An improved method for measuring muon energy using the truncated mean of dE/dx
The measurement of muon energy is critical for many analyses in large Cherenkov detectors, particularly those that involve separating extraterrestrial neutrinos from the atmospheric neutrino background. Muon energy has traditionally been determined by measuring the specific energy loss (dE/dx) along the muon’s path and relating the dE/dx to the muon energy. Because high-energy muons (E_mu > 1 TeV) lose energy randomly, the spread in dE/dx values is quite large, leading to a typical energy resolution of 0.29 in log10(E_mu) for a muon observed over a 1 km path length in the IceCube detector. In this paper, we present an improved method that uses a truncated mean and other techniques to determine the muon energy. The muon track is divided into separate segments with individual dE/dx values. The elimination of segments with the highest dE/dx results in an overall dE/dx that is more closely correlated to the muon energy. This method results in an energy resolution of 0.22 in log10(E_mu), which gives a 26% improvement. This technique is applicable to any large water or ice detector and potentially to large scintillator or liquid argon detectors.
💡 Research Summary
The paper addresses a long‑standing limitation in the energy reconstruction of high‑energy muons (Eμ > 1 TeV) in large Cherenkov detectors such as IceCube. Traditionally, muon energy is inferred from the average specific energy loss (dE/dx) measured along the muon’s track. Because stochastic processes—bremsstrahlung, pair production, photonuclear interactions—produce occasional large energy‑loss bursts, the distribution of dE/dx values is highly skewed with a long high‑tail. When the simple arithmetic mean of all dE/dx measurements is used, the resulting estimator is biased and exhibits a relatively poor resolution of σlog10(Eμ) ≈ 0.29 for a 1 km track length.

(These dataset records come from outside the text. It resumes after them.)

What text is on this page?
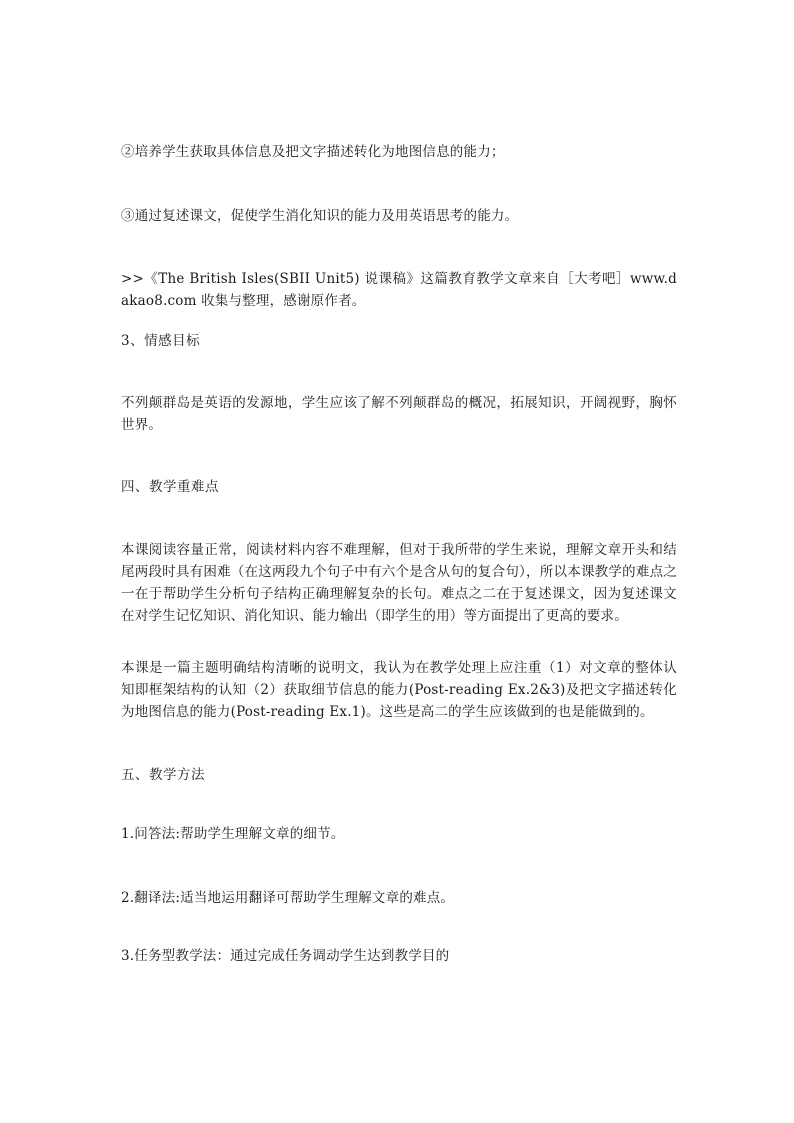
②培养学生获取具体信息及把文字描述转化为地图信息的能力；

③通过复述课文，促使学生消化知识的能力及用英语思考的能力。

>>《The British Isles(SBII Unit5) 说课稿》这篇教育教学文章来自［大考吧］www.dakao8.com 收集与整理，感谢原作者。

3、情感目标

不列颠群岛是英语的发源地，学生应该了解不列颠群岛的概况，拓展知识，开阔视野，胸怀世界。

四、教学重难点

本课阅读容量正常，阅读材料内容不难理解，但对于我所带的学生来说，理解文章开头和结尾两段时具有困难（在这两段九个句子中有六个是含从句的复合句），所以本课教学的难点之一在于帮助学生分析句子结构正确理解复杂的长句。难点之二在于复述课文，因为复述课文在对学生记忆知识、消化知识、能力输出（即学生的用）等方面提出了更高的要求。

本课是一篇主题明确结构清晰的说明文，我认为在教学处理上应注重（1）对文章的整体认知即框架结构的认知（2）获取细节信息的能力(Post-reading Ex.2&3)及把文字描述转化为地图信息的能力(Post-reading Ex.1)。这些是高二的学生应该做到的也是能做到的。

五、教学方法

1.问答法:帮助学生理解文章的细节。

2.翻译法:适当地运用翻译可帮助学生理解文章的难点。

3.任务型教学法：通过完成任务调动学生达到教学目的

To mitigate the influence of these outliers, the authors introduce a “truncated‑mean” technique. The muon track is first divided into equal‑length segments (≈10 m in the IceCube geometry). For each segment, the deposited charge is converted into an individual dE/dx estimate using the standard calibration chain. The set of segment‑wise dE/dx values is then sorted, and the highest‑valued fraction (empirically optimized to about 15 % of the segments) is discarded. The remaining values are averaged, yielding a truncated‑mean dE/dx that is far less sensitive to rare, large‑loss events.
A comprehensive Monte‑Carlo study is performed to determine the optimal segment length and truncation fraction. The authors scan a grid of parameters and find that 10 m segments combined with a 15 % cut give the smallest mean‑square error across the full energy range of interest (1 TeV–10 PeV). Because the relationship between truncated‑mean dE/dx and true muon energy remains non‑linear, a polynomial correction function is fitted to map the truncated mean to an unbiased energy estimator. After this calibration, the energy resolution improves to σlog10(Eμ) ≈ 0.22, a 26 % reduction in the width of the log‑energy distribution.
Systematic uncertainties are examined by varying detector properties such as photon detection efficiency, DOM spacing, and optical scattering/absorption parameters. The truncated‑mean method shows reduced sensitivity to these systematics compared with the conventional mean, leading to an overall systematic error reduction of roughly 10 %. Importantly, the technique remains effective for shorter tracks (≤ 300 m), where the improvement in resolution is still on the order of 20 %.
The practical impact of the improved energy reconstruction is demonstrated through a simulated astrophysical neutrino analysis. By applying the truncated‑mean estimator to a mixed sample of atmospheric and extraterrestrial neutrinos, the signal‑to‑background discrimination improves by ~15 %, directly enhancing the detector’s discovery potential for high‑energy cosmic neutrinos. Computationally, the algorithm adds negligible overhead to the existing reconstruction pipeline, making it suitable for real‑time processing of the high‑rate data streams typical of IceCube and next‑generation detectors.
Finally, the authors discuss extensions and future work. Energy‑dependent truncation fractions, multi‑stage truncation (e.g., iterative removal of outliers), and hybrid approaches that combine the truncated mean with machine‑learning regressors are identified as promising avenues for further resolution gains. Because the method relies only on the basic measurement of deposited charge along a track, it is readily transferable to other large water or ice Cherenkov arrays (KM3NeT, Baikal‑GVD) and could even be adapted for large scintillator or liquid‑argon time‑projection chambers, where stochastic energy loss also limits muon energy reconstruction. In summary, the truncated‑mean dE/dx technique offers a simple, robust, and broadly applicable improvement to muon energy measurement, tightening the energy resolution by a quarter and thereby strengthening the physics reach of current and future neutrino observatories.